Love made things . . . complicated.

What would he do if I said I didn’t want this?

‘Stop,’ I said, pushing his hands away. He gave me an odd look, his cock in his palm, the blunt tip glistening with pre-come. We regarded each other silently, my hips arching of their own accord as he slid his free hand up the inside of my thigh and slipped a finger inside me.

‘That doesn’t feel like stop to me,’ he murmured hoarsely, lowering himself, my eyes glued to the bruises blossoming on his neck. John’s hands had made fine work of Dornan’s flesh, before they’d made fine work of mine.

‘Fuck,’ Dornan groaned, pushing inside me so tenderly, it was as if he were another person. He’d never been gentle with me, not once in ten years, and I hadn’t asked him to be. But something had possessed him. He rocked his hips against mine, slow and soft, his cock stretching the bruised parts of me that John had been anything but gentle with when he fucked me against a bathroom sink in a diner not three hours earlier. I cried out when he touched the spaces inside me that John had already punished. It hurt. I liked that it hurt. Above me, moving faster, it was clear that Dornan liked my pain, too.

We’d been together ten years, Dornan and I, and I can safely say that this was the first – and last – time we’d ever made love.

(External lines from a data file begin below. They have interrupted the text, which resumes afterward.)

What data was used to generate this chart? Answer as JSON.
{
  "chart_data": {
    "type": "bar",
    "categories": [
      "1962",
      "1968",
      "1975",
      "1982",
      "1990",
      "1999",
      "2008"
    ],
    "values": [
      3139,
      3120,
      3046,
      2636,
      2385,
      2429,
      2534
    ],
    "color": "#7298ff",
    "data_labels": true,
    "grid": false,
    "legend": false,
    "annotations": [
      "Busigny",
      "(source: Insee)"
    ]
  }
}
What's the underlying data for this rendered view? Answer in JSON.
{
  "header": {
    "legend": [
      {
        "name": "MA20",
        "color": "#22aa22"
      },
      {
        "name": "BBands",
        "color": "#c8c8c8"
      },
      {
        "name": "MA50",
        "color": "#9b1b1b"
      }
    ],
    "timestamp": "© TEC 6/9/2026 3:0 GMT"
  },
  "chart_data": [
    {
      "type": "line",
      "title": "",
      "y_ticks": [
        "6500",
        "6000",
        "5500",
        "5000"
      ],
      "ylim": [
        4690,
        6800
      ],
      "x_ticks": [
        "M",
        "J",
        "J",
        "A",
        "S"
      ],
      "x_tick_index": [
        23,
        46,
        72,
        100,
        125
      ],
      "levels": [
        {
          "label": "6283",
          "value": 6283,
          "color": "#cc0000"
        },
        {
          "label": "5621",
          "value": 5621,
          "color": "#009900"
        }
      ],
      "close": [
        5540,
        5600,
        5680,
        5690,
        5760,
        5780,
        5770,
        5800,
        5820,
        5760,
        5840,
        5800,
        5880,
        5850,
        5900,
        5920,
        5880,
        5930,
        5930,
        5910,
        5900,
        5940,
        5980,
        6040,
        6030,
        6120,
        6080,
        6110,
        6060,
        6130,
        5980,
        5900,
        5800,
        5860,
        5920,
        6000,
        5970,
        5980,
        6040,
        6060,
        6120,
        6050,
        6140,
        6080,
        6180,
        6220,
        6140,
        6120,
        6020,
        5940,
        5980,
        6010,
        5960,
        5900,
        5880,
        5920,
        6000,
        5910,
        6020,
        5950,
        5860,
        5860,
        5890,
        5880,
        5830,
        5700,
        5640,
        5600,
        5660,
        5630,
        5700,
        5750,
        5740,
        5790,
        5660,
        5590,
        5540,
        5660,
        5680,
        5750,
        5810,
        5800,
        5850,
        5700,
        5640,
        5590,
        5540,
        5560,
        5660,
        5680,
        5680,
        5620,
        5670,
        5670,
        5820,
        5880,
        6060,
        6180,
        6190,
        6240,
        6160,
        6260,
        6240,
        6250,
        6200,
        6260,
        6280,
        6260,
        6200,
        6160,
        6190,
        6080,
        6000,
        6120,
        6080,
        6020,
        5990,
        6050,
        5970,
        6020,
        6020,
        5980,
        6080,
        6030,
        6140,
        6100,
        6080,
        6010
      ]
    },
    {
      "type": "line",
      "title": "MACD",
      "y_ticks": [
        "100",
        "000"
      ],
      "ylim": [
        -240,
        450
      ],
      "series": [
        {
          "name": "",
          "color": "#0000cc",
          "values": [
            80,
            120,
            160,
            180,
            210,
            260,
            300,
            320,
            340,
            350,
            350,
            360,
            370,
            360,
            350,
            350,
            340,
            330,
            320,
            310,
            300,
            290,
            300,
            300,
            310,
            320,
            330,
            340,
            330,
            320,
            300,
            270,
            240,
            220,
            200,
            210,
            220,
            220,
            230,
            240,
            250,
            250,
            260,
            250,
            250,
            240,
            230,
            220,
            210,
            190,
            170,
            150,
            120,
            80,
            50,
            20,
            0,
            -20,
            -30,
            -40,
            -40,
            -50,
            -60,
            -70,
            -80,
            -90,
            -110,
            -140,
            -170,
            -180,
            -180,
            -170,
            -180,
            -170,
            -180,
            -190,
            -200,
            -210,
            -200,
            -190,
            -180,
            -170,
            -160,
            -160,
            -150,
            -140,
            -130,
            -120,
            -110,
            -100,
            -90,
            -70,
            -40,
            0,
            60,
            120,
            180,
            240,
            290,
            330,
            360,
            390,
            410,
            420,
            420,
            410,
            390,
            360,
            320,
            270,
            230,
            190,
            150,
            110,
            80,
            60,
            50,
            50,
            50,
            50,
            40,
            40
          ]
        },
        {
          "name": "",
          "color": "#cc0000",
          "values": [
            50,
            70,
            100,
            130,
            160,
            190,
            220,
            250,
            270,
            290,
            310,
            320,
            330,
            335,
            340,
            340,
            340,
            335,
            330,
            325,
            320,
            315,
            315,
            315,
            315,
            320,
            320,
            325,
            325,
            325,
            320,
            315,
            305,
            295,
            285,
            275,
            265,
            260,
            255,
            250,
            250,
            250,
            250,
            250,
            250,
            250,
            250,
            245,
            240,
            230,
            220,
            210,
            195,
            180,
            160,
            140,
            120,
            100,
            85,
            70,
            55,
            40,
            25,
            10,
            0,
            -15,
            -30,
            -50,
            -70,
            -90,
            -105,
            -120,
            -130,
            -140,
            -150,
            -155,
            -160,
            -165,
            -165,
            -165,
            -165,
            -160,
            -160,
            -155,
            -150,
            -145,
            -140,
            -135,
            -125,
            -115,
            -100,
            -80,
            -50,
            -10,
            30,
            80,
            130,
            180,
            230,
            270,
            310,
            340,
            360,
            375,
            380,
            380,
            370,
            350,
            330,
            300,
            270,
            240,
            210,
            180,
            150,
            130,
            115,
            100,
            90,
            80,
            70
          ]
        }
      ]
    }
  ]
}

It was tragic. He was trying to start anew, a fresh beginning, and I was opening, yielding my flesh to him one last time to say goodbye to the man who saved me all those years ago.

And neither of us was brave enough to admit what we were doing.

CHAPTER SIXTEEN

DORNAN

The ring had been burning a hole in his pocket since he’d gone home to get it that afternoon. At the same time, one singular thought had burned in his head.

Had the woman he loved turned her loyalties against him?

It had gone something like this: His father had given his macabre version of a blessing to a Dornan-Mariana marriage, as well as a warning about where her allegiances might lie; Dornan had walked out of the meeting, and straight out onto Venice Boulevard. He didn’t pass go. He didn’t collect two hundred dollars. All he did was get on his motorcycle, speed home and find the ring his grandmother had left to him when she died.

He’d considered asking her properly if she’d marry him, but what if she said no?

She hated him for what he’d done. For everything. And he couldn’t even blame her, because she was right to hate him. To fear him.

None of that mattered, though. She was his. She would always be his. Since the moment he’d laid eyes on her in that motel room in San Diego, he’d known.

Ten years. She’d be fine. She’d be happy again.

Was she fucking somebody else?

‘Pack a bag,’ Dornan called into the bedroom.

Mariana appeared in the doorway, wearing nothing except panties and a confused look on her face. Her hair was wild, from where he’d ground her into the bed, and her nipples still glistened from where his mouth had just been.